The center of gravity can be calculated using the formula:
Center of gravity = Sum of (mass * position) / Total mass
For segment AB, the center of gravity is at the midpoint:
Center of gravity of AB = (2 ON * 1 m) / 2 ON = 1 m
For segment BC, the center of gravity is at the midpoint as well:
Center of gravity of BC = (2 ON * 3 m) / 2 ON = 3 m
Since the center of gravity of the system is the weighted average of the center of gravity of each segment, we can calculate it as follows:
Center of gravity of the system = (Weight(AB) * Center of gravity(AB) + Weight(BC) * Center of gravity(BC)) / Total weight
Center of gravity of the system = (2 ON * 1 m + 2 ON * 3 m) / 4 ON = 2 m
Therefore, the center of gravity of the system from the weight end is 2 m.
(2) Given:
Acceleration of body X: a
Acceleration of body Y: 4a
Let's assume that both bodies cover the same distance, which we can represent as d.

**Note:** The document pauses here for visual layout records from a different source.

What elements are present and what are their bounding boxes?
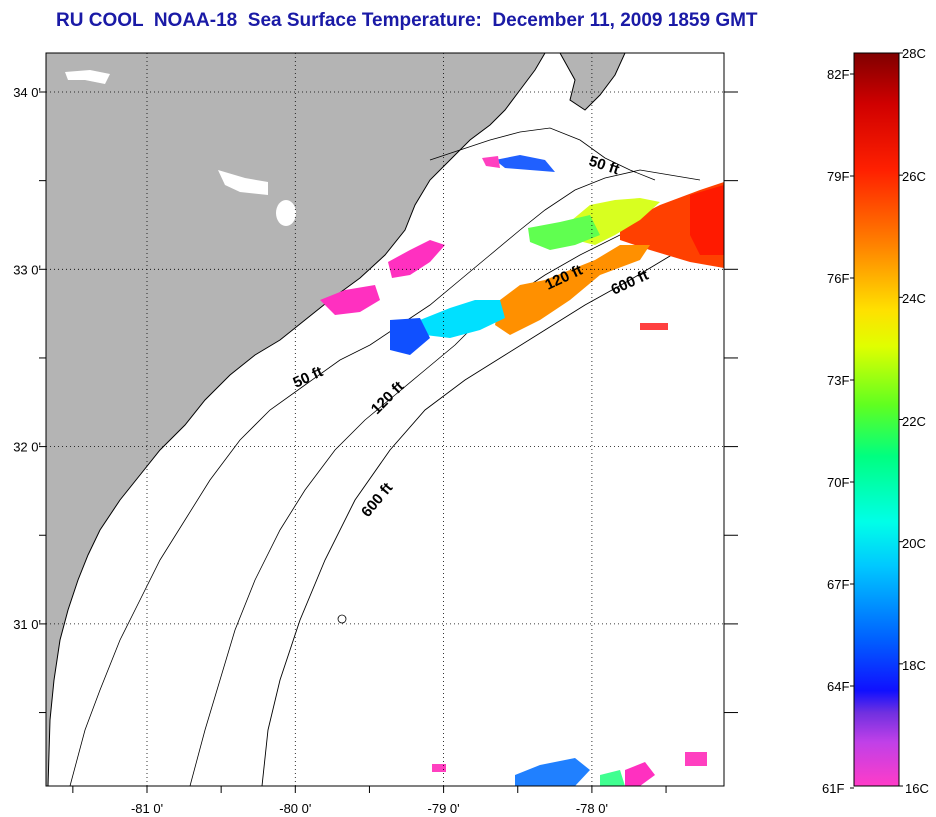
axis-ticks: -81 0' -80 0' -79 0' -78 0' 34 0' 33 0' 32 0' 3…	[13, 85, 738, 816]
sst-orange-patch	[495, 245, 650, 335]
colorbar-label-c: 28C	[902, 46, 926, 61]
colorbar-label-c: 26C	[902, 169, 926, 184]
graticule	[46, 53, 724, 786]
isobath-inner	[69, 169, 701, 786]
colorbar	[850, 52, 903, 789]
colorbar-label-f: 70F	[827, 475, 850, 490]
sst-magenta-patch	[482, 156, 500, 168]
lat-tick-label: 33 0'	[13, 262, 41, 277]
sst-magenta-patch	[388, 240, 445, 278]
colorbar-label-c: 22C	[902, 414, 926, 429]
lat-tick-label: 32 0'	[13, 440, 41, 455]
sst-magenta-patch	[320, 285, 380, 315]
isobath-coast	[429, 127, 656, 181]
colorbar-label-c: 20C	[902, 536, 926, 551]
land-mass	[46, 53, 546, 786]
colorbar-ticks	[850, 52, 903, 789]
sst-warm-patch	[690, 185, 724, 255]
sst-red-patch	[640, 323, 668, 330]
colorbar-label-f: 82F	[827, 67, 850, 82]
sst-cyan-patch	[420, 300, 505, 338]
sst-magenta-patch	[625, 762, 655, 786]
lon-tick-label: -79 0'	[428, 801, 460, 816]
colorbar-label-c: 18C	[902, 658, 926, 673]
colorbar-label-c: 24C	[902, 291, 926, 306]
lake	[218, 170, 268, 195]
plot-frame	[45, 52, 725, 787]
sst-magenta-patch	[685, 752, 707, 766]
sst-blue-patch	[495, 155, 555, 172]
land-mass	[559, 53, 626, 111]
colorbar-label-f: 73F	[827, 373, 850, 388]
isobath-seamount	[337, 614, 347, 624]
colorbar-label-f: 67F	[827, 577, 850, 592]
isobath-600	[261, 224, 724, 786]
map-title: RU COOL NOAA-18 Sea Surface Temperature:…	[56, 10, 758, 31]
colorbar-label-c: 16C	[905, 781, 929, 796]
lat-tick-label: 31 0'	[13, 617, 41, 632]
colorbar-label-f: 64F	[827, 679, 850, 694]
lat-tick-label: 34 0'	[13, 85, 41, 100]
lon-tick-label: -78 0'	[576, 801, 608, 816]
sst-blue-patch	[390, 318, 430, 355]
colorbar-gradient	[853, 52, 900, 787]
colorbar-label-f: 61F	[822, 781, 845, 796]
lake	[65, 70, 110, 84]
lake	[276, 200, 296, 226]
lon-tick-label: -81 0'	[131, 801, 163, 816]
sst-blue-patch	[515, 758, 590, 786]
sst-green-patch	[600, 770, 625, 786]
sst-green-patch	[528, 215, 600, 250]
isobath-120	[189, 194, 724, 786]
lon-tick-label: -80 0'	[279, 801, 311, 816]
colorbar-label-f: 76F	[827, 271, 850, 286]
colorbar-label-f: 79F	[827, 169, 850, 184]
sst-magenta-patch	[432, 764, 446, 772]
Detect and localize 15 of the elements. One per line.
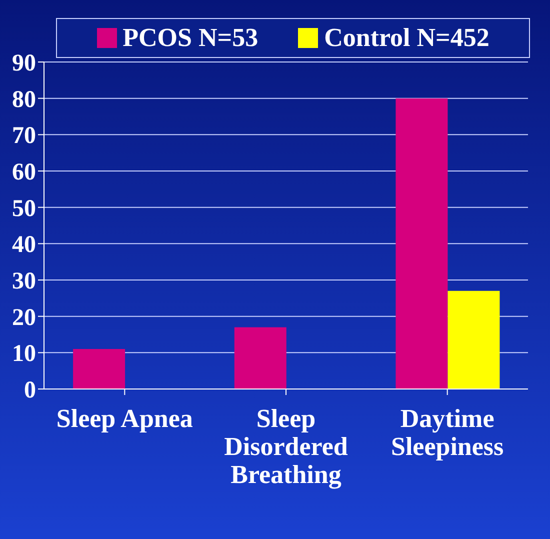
x-tick-label: Daytime Sleepiness xyxy=(390,404,504,461)
y-tick-label: 60 xyxy=(12,160,36,186)
y-tick-label: 0 xyxy=(24,378,36,404)
y-tick-label: 30 xyxy=(12,268,36,295)
y-tick-label: 50 xyxy=(12,196,36,222)
legend-label: PCOS N=53 xyxy=(122,23,258,53)
legend-label: Control N=452 xyxy=(324,23,490,53)
x-tick-label: Sleep Apnea xyxy=(56,404,193,433)
y-tick-label: 80 xyxy=(12,86,36,113)
y-tick-label: 70 xyxy=(12,123,36,150)
y-tick-label: 90 xyxy=(12,50,36,77)
x-tick-label: Sleep Disordered Breathing xyxy=(224,404,348,489)
y-tick-label: 10 xyxy=(12,341,36,368)
y-tick-label: 20 xyxy=(12,304,36,331)
y-tick-label: 40 xyxy=(12,232,36,258)
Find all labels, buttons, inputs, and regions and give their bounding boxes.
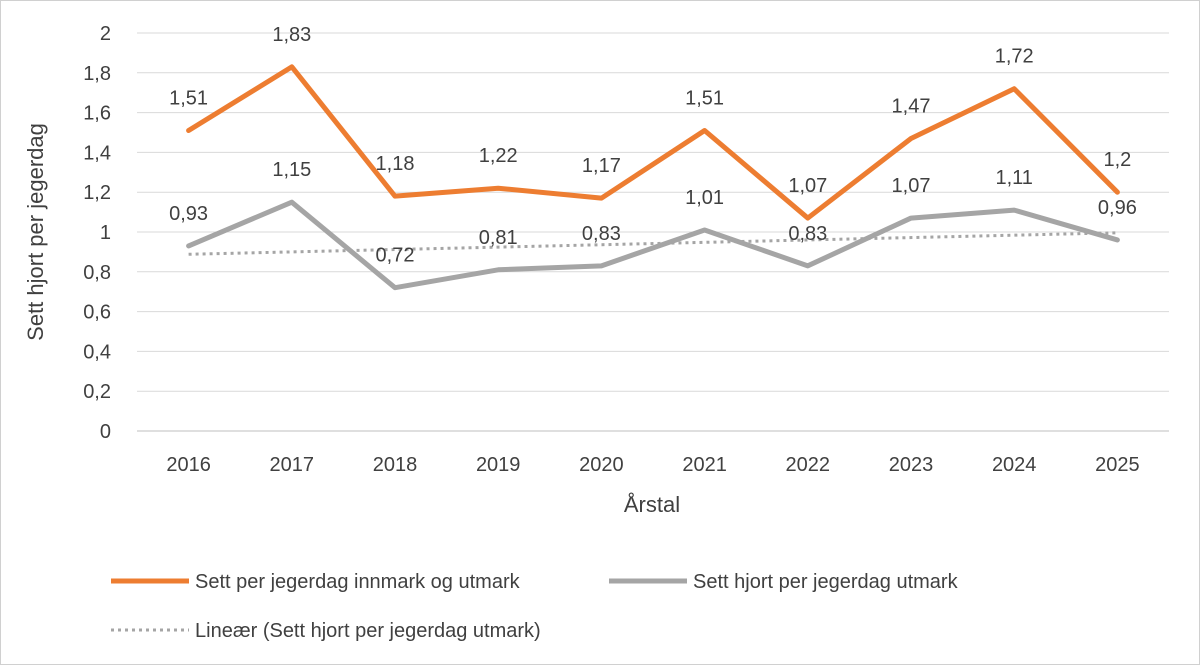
gridlines: [137, 32, 1169, 432]
x-tick-label: 2023: [889, 454, 934, 476]
y-tick-label: 1,4: [83, 142, 111, 164]
data-label-innmark-utmark: 1,72: [995, 46, 1034, 68]
x-tick-label: 2018: [373, 454, 418, 476]
data-label-utmark: 0,81: [479, 227, 518, 249]
y-tick-label: 0,4: [83, 341, 111, 363]
data-label-utmark: 0,96: [1098, 197, 1137, 219]
data-label-utmark: 0,72: [376, 245, 415, 267]
series-lines: [186, 64, 1120, 291]
y-tick-label: 1: [100, 222, 111, 244]
x-tick-label: 2020: [579, 454, 624, 476]
data-label-utmark: 1,01: [685, 187, 724, 209]
x-tick-label: 2016: [166, 454, 211, 476]
y-tick-label: 2: [100, 23, 111, 45]
y-axis-ticks: 0 0,2 0,4 0,6 0,8 1 1,2 1,4 1,6 1,8 2: [83, 23, 111, 443]
legend: Sett per jegerdag innmark og utmark Sett…: [111, 571, 959, 642]
data-label-innmark-utmark: 1,07: [788, 175, 827, 197]
data-label-utmark: 0,83: [788, 223, 827, 245]
series-line-utmark: [186, 199, 1120, 291]
y-tick-label: 0: [100, 421, 111, 443]
data-label-innmark-utmark: 1,51: [685, 88, 724, 110]
data-label-innmark-utmark: 1,47: [892, 95, 931, 117]
data-label-innmark-utmark: 1,2: [1103, 149, 1131, 171]
y-tick-label: 1,8: [83, 63, 111, 85]
data-label-innmark-utmark: 1,22: [479, 145, 518, 167]
x-axis-title: Årstal: [624, 492, 680, 517]
data-label-utmark: 0,83: [582, 223, 621, 245]
trendline-utmark: [188, 231, 1118, 256]
x-tick-label: 2025: [1095, 454, 1140, 476]
x-tick-label: 2019: [476, 454, 521, 476]
y-axis-title: Sett hjort per jegerdag: [23, 123, 48, 341]
x-tick-label: 2022: [786, 454, 831, 476]
y-tick-label: 0,2: [83, 381, 111, 403]
data-label-utmark: 1,07: [892, 175, 931, 197]
legend-label-innmark-utmark: Sett per jegerdag innmark og utmark: [195, 571, 521, 593]
y-tick-label: 1,2: [83, 182, 111, 204]
y-tick-label: 1,6: [83, 103, 111, 125]
x-tick-label: 2024: [992, 454, 1037, 476]
data-label-utmark: 0,93: [169, 203, 208, 225]
legend-label-trendline: Lineær (Sett hjort per jegerdag utmark): [195, 620, 541, 642]
data-label-innmark-utmark: 1,17: [582, 155, 621, 177]
y-tick-label: 0,6: [83, 302, 111, 324]
data-label-innmark-utmark: 1,51: [169, 88, 208, 110]
series-line-innmark-utmark: [186, 64, 1120, 221]
x-tick-label: 2021: [682, 454, 727, 476]
y-tick-label: 0,8: [83, 262, 111, 284]
data-label-utmark: 1,11: [995, 167, 1032, 189]
data-label-utmark: 1,15: [272, 159, 311, 181]
data-label-innmark-utmark: 1,18: [376, 153, 415, 175]
data-label-innmark-utmark: 1,83: [272, 24, 311, 46]
x-tick-label: 2017: [270, 454, 315, 476]
legend-label-utmark: Sett hjort per jegerdag utmark: [693, 571, 959, 593]
x-axis-ticks: 2016 2017 2018 2019 2020 2021 2022 2023 2024 2025: [166, 454, 1139, 476]
data-labels: 1,51 1,83 1,18 1,22 1,17 1,51 1,07 1,47 1,72 1,2 0…: [169, 24, 1137, 267]
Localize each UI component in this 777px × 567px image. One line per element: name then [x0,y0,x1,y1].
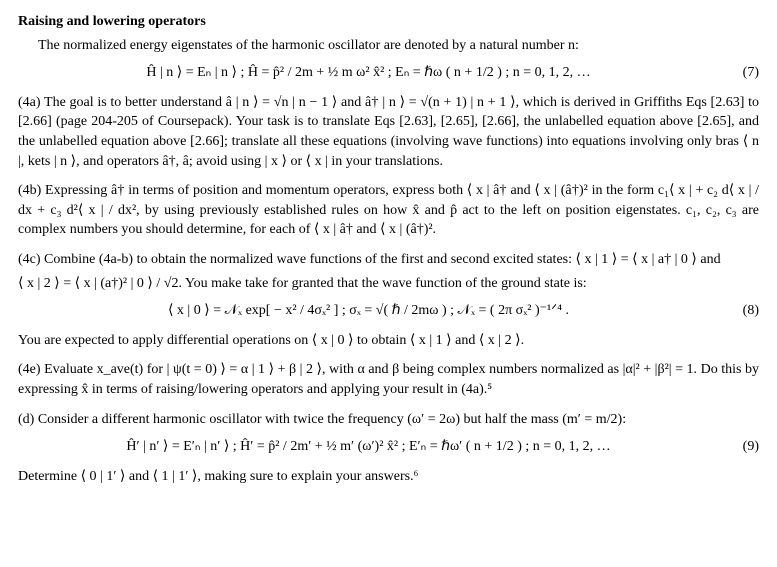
paragraph-4a: (4a) The goal is to better understand â … [18,93,759,171]
paragraph-4c-line3: You are expected to apply differential o… [18,331,759,351]
equation-7-number: (7) [719,63,759,83]
paragraph-4c-line1: (4c) Combine (4a-b) to obtain the normal… [18,250,759,270]
intro-text: The normalized energy eigenstates of the… [18,36,759,56]
equation-8-number: (8) [719,301,759,321]
equation-8-content: ⟨ x | 0 ⟩ = 𝒩ₓ exp[ − x² / 4σₓ² ] ; σₓ =… [18,301,719,321]
paragraph-d: (d) Consider a different harmonic oscill… [18,410,759,430]
equation-8: ⟨ x | 0 ⟩ = 𝒩ₓ exp[ − x² / 4σₓ² ] ; σₓ =… [18,301,759,321]
paragraph-4e: (4e) Evaluate x_ave(t) for | ψ(t = 0) ⟩ … [18,360,759,399]
equation-9-content: Ĥ′ | n′ ⟩ = E′ₙ | n′ ⟩ ; Ĥ′ = p̂² / 2m′ … [18,437,719,457]
equation-9-number: (9) [719,437,759,457]
equation-9: Ĥ′ | n′ ⟩ = E′ₙ | n′ ⟩ ; Ĥ′ = p̂² / 2m′ … [18,437,759,457]
paragraph-4c-line2: ⟨ x | 2 ⟩ = ⟨ x | (a†)² | 0 ⟩ / √2. You … [18,274,759,294]
section-title: Raising and lowering operators [18,12,759,32]
paragraph-d2: Determine ⟨ 0 | 1′ ⟩ and ⟨ 1 | 1′ ⟩, mak… [18,467,759,487]
equation-7-content: Ĥ | n ⟩ = Eₙ | n ⟩ ; Ĥ = p̂² / 2m + ½ m … [18,63,719,83]
equation-7: Ĥ | n ⟩ = Eₙ | n ⟩ ; Ĥ = p̂² / 2m + ½ m … [18,63,759,83]
paragraph-4b: (4b) Expressing â† in terms of position … [18,181,759,240]
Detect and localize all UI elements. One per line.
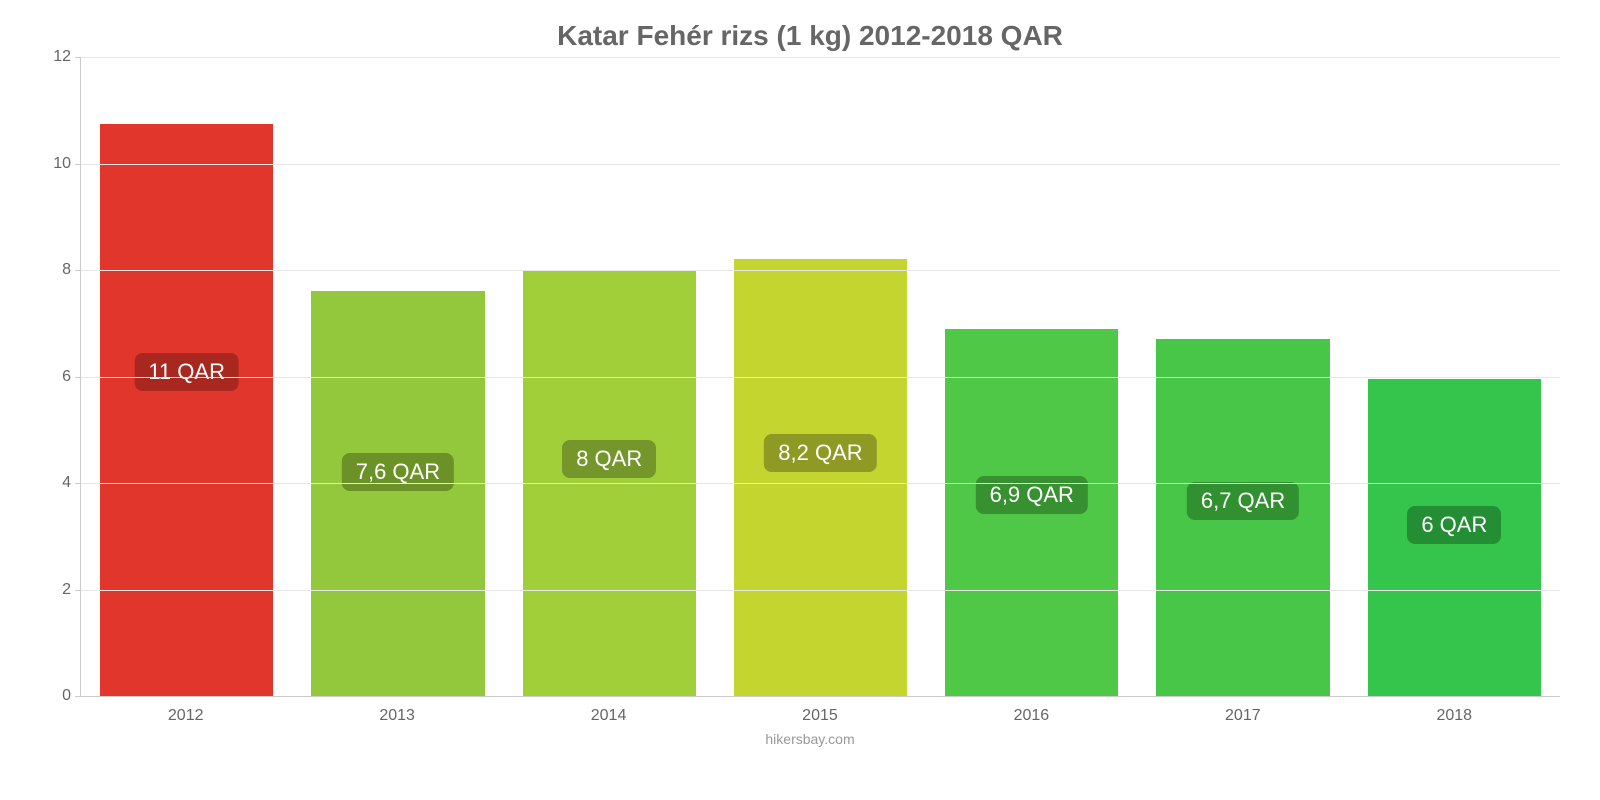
plot-area: 11 QAR 7,6 QAR 8 QAR 8,2 QAR 6,9 QAR 6,7 QAR 6… xyxy=(80,57,1560,697)
bar: 6 QAR xyxy=(1368,379,1541,696)
gridline xyxy=(81,483,1560,484)
chart-title: Katar Fehér rizs (1 kg) 2012-2018 QAR xyxy=(60,20,1560,52)
ytick-mark xyxy=(75,696,81,697)
ytick-mark xyxy=(75,483,81,484)
ytick-mark xyxy=(75,164,81,165)
gridline xyxy=(81,377,1560,378)
bar-value-label: 6,9 QAR xyxy=(976,476,1088,514)
ytick-mark xyxy=(75,57,81,58)
bar: 11 QAR xyxy=(100,124,273,696)
xtick-label: 2018 xyxy=(1349,697,1560,725)
gridline xyxy=(81,270,1560,271)
bar: 6,9 QAR xyxy=(945,329,1118,696)
bar: 8,2 QAR xyxy=(734,259,907,696)
gridline xyxy=(81,164,1560,165)
xtick-label: 2012 xyxy=(80,697,291,725)
bar-value-label: 6 QAR xyxy=(1407,506,1501,544)
bar-value-label: 8 QAR xyxy=(562,440,656,478)
bar-value-label: 11 QAR xyxy=(134,353,239,391)
gridline xyxy=(81,590,1560,591)
xtick-label: 2017 xyxy=(1137,697,1348,725)
xtick-label: 2014 xyxy=(503,697,714,725)
ytick-mark xyxy=(75,590,81,591)
ytick-mark xyxy=(75,377,81,378)
bar-value-label: 8,2 QAR xyxy=(764,434,876,472)
xtick-label: 2015 xyxy=(714,697,925,725)
bar-value-label: 6,7 QAR xyxy=(1187,482,1299,520)
bar-value-label: 7,6 QAR xyxy=(342,453,454,491)
bar: 6,7 QAR xyxy=(1156,339,1329,696)
xtick-label: 2016 xyxy=(926,697,1137,725)
xtick-label: 2013 xyxy=(291,697,502,725)
attribution-text: hikersbay.com xyxy=(60,731,1560,747)
chart-container: Katar Fehér rizs (1 kg) 2012-2018 QAR 11… xyxy=(0,0,1600,800)
bar: 7,6 QAR xyxy=(311,291,484,696)
x-axis: 2012201320142015201620172018 xyxy=(80,697,1560,725)
gridline xyxy=(81,57,1560,58)
ytick-mark xyxy=(75,270,81,271)
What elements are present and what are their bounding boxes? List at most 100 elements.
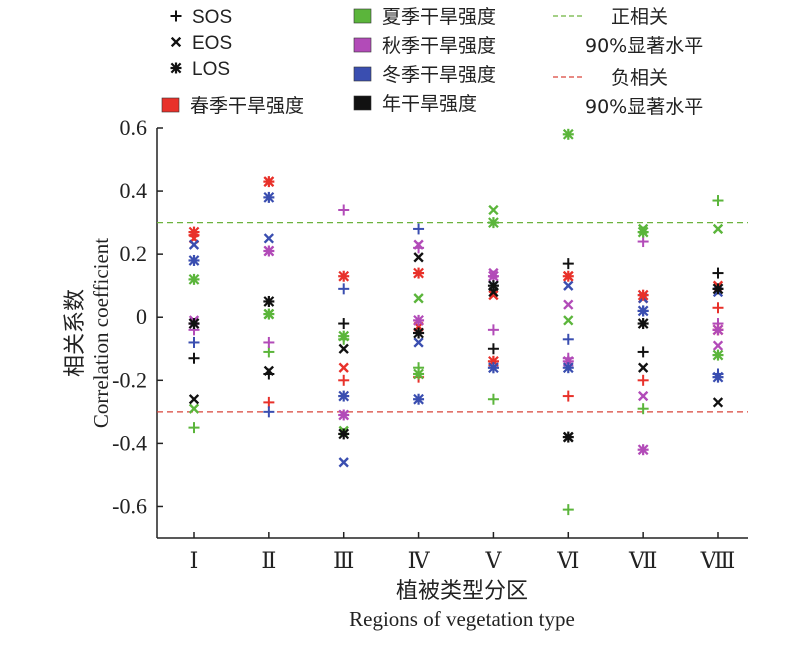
data-point-star-annual xyxy=(338,428,350,440)
data-point-plus-winter xyxy=(338,283,350,295)
axes xyxy=(156,128,748,539)
data-point-plus-spring xyxy=(712,302,724,314)
data-point-star-autumn xyxy=(712,324,724,336)
data-point-x-annual xyxy=(188,394,200,405)
data-point-x-winter xyxy=(338,457,349,468)
data-point-star-autumn xyxy=(413,314,425,326)
data-point-star-summer xyxy=(263,308,275,320)
data-point-star-autumn xyxy=(637,444,649,456)
data-point-star-winter xyxy=(637,305,649,317)
x-tick-label: Ⅵ xyxy=(556,548,579,573)
data-point-star-winter xyxy=(263,191,275,203)
data-point-star-autumn xyxy=(338,409,350,421)
legend-label: 90%显著水平 xyxy=(585,35,703,57)
data-point-x-spring xyxy=(488,290,499,301)
data-point-star-summer xyxy=(487,217,499,229)
data-point-x-summer xyxy=(188,403,200,414)
data-point-plus-annual xyxy=(338,318,350,330)
legend-label: 90%显著水平 xyxy=(585,96,703,118)
data-point-plus-spring xyxy=(637,374,649,386)
legend-label: 冬季干旱强度 xyxy=(382,64,496,86)
x-tick-label: Ⅱ xyxy=(261,548,276,573)
data-point-x-summer xyxy=(563,315,574,326)
data-point-star-annual xyxy=(188,318,200,330)
data-points xyxy=(188,128,724,516)
y-tick-label: 0.6 xyxy=(120,115,148,140)
x-axis-label-en: Regions of vegetation type xyxy=(349,607,575,631)
y-tick-label: 0.2 xyxy=(120,241,148,266)
data-point-plus-summer xyxy=(562,504,574,516)
data-point-star-annual xyxy=(562,431,574,443)
data-point-x-autumn xyxy=(563,299,574,310)
data-point-star-annual xyxy=(637,318,649,330)
data-point-plus-winter xyxy=(413,223,425,235)
data-point-star-summer xyxy=(413,368,425,380)
y-tick-label: -0.6 xyxy=(112,493,147,518)
y-tick-label: 0.4 xyxy=(120,178,148,203)
data-point-plus-autumn xyxy=(487,324,499,336)
data-point-x-summer xyxy=(712,223,724,235)
data-point-plus-annual xyxy=(637,346,649,358)
data-point-star-winter xyxy=(562,362,574,374)
data-point-plus-annual xyxy=(487,343,499,355)
legend-label: LOS xyxy=(192,59,230,80)
legend-label: EOS xyxy=(192,33,232,54)
data-point-x-annual xyxy=(338,343,349,354)
data-point-star-winter xyxy=(338,390,350,402)
legend-swatch-summer xyxy=(353,8,372,24)
legend-swatch-annual xyxy=(353,95,372,111)
data-point-star-winter xyxy=(188,254,200,266)
x-tick-label: Ⅴ xyxy=(484,548,502,573)
x-tick-label: Ⅳ xyxy=(408,548,431,573)
data-point-star-spring xyxy=(637,289,649,301)
data-point-x-summer xyxy=(413,293,424,304)
data-point-plus-annual xyxy=(712,267,724,279)
legend-swatch-winter xyxy=(353,66,372,82)
y-tick-label: -0.4 xyxy=(112,430,147,455)
data-point-x-autumn xyxy=(637,390,649,402)
legend-label: 夏季干旱强度 xyxy=(382,6,496,28)
reference-lines xyxy=(157,221,748,413)
data-point-plus-spring xyxy=(338,374,350,386)
data-point-star-summer xyxy=(712,349,724,361)
data-point-plus-autumn xyxy=(338,204,350,216)
legend-label: 春季干旱强度 xyxy=(190,95,304,117)
data-point-x-winter xyxy=(563,280,574,291)
data-point-plus-autumn xyxy=(637,236,649,248)
x-tick-label: Ⅶ xyxy=(628,548,657,573)
x-tick-label: Ⅷ xyxy=(700,548,736,573)
data-point-plus-spring xyxy=(263,396,275,408)
legend-label: 年干旱强度 xyxy=(382,93,477,115)
data-point-x-spring xyxy=(338,362,349,373)
legend-marker-sos xyxy=(170,10,182,22)
legend-swatch-spring xyxy=(161,97,180,113)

Using the second equation of motion:
d = ut + (1/2)at^2
Since both bodies start from rest, the initial velocity (u) is zero.
For body X:
d = (1/2)a(T(x))^2 ----(1)
For body Y:
d = (1/2)(4a)(T(y))^2 ----(2)
Divide equation (1) by equation (2):
(T(x))^2 / (T(y))^2 = (a/4a)
Simplifying:
(T(x))^2 / (T(y))^2 = 1/4
Taking the square root:
T(x) / T(y) = 1/2
Therefore, the ratio of T(x) to T(y) is 1:2.